I'm currently working on a predictive modeling project. I have to predict $Y$ given variables $X_1,X_2,X_3$ and $X_4$ that are not necessarily independent. Our first idea was to propose a linear regression model defined as $$Y = \beta_0+\beta_1 X_1 + \beta_2 X_2+ \beta_3 X_3 + \beta_4 X_4.$$
In my dataset ($10^5$ observations), I have observed that a lot of data is kind of 'grouped'. To clarify 'grouped', I have data $(x_{1i}, x_{2i},x_{3i},x_{4i},y_{i})$ and $(x_{1j},y_{2j},x_{3j},x_{4j},y_{j})$ where $$x_{1i} = x_{1j}, x_{2i} = x_{2j}, x_{3i} = x_{3j}, x_{4i} \neq x_{4j}, y_i \neq y_j.$$
where $1 \leq i,j \leq 10^5$ and where $x_{kl}$ is the $l$th observation of variable $X_k$ with $k \in \{1,2,3,4\}$.

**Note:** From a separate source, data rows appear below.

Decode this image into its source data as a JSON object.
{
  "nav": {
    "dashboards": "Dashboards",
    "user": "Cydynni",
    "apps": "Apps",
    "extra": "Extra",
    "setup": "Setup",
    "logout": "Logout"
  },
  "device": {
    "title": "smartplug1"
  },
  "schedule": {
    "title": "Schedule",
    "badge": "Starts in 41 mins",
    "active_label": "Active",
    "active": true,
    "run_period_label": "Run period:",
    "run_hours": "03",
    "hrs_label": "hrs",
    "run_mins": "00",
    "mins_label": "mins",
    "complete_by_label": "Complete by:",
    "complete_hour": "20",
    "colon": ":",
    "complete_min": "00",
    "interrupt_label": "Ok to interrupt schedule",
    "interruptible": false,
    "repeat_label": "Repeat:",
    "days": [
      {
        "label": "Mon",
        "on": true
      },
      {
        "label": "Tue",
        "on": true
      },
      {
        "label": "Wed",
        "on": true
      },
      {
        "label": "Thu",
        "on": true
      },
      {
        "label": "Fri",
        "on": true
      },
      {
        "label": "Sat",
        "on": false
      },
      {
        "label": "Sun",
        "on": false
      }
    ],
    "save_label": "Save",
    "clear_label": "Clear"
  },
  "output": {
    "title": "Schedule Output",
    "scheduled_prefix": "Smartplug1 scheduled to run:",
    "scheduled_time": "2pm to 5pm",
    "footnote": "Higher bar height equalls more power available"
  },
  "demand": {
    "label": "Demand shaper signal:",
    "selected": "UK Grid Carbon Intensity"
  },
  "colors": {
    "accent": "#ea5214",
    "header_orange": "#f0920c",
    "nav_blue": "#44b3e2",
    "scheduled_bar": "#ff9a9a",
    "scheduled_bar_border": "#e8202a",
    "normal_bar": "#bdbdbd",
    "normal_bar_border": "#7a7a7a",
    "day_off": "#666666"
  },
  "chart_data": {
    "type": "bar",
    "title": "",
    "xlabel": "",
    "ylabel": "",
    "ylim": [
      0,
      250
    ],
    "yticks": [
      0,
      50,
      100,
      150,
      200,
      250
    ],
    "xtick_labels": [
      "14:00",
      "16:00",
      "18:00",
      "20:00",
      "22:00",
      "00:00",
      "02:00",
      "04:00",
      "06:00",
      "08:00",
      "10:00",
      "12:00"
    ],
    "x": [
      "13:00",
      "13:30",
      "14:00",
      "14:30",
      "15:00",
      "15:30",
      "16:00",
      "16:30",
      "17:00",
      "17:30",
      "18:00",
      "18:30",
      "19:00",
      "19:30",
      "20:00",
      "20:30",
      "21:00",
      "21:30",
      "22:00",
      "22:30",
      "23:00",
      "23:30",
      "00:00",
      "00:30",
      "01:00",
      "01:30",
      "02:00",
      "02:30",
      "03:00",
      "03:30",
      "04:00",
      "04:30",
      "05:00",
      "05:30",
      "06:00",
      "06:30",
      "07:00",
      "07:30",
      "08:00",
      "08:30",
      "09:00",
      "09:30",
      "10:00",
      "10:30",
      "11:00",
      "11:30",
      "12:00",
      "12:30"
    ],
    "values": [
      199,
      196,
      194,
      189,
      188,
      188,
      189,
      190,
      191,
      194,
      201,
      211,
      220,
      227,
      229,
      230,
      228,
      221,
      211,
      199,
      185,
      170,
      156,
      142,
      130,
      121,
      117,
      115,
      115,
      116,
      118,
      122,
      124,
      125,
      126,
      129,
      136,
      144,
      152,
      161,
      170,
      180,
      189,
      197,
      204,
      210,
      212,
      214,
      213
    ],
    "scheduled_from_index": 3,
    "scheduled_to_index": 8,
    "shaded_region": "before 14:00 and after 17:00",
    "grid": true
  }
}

Hence, a lot of data where $X_1,X_2$ and $X_3$ coincide and where the $X_4$'s and the $Y$'s are relatively different. After fitting the model, the performance was really bad. I believe that this 'grouped' data has a great impact on the goodness of the fit since the model tries to fit as much data as possible leading to overfitting.
Is there some kind of way to deal with this?
Thanks in advance!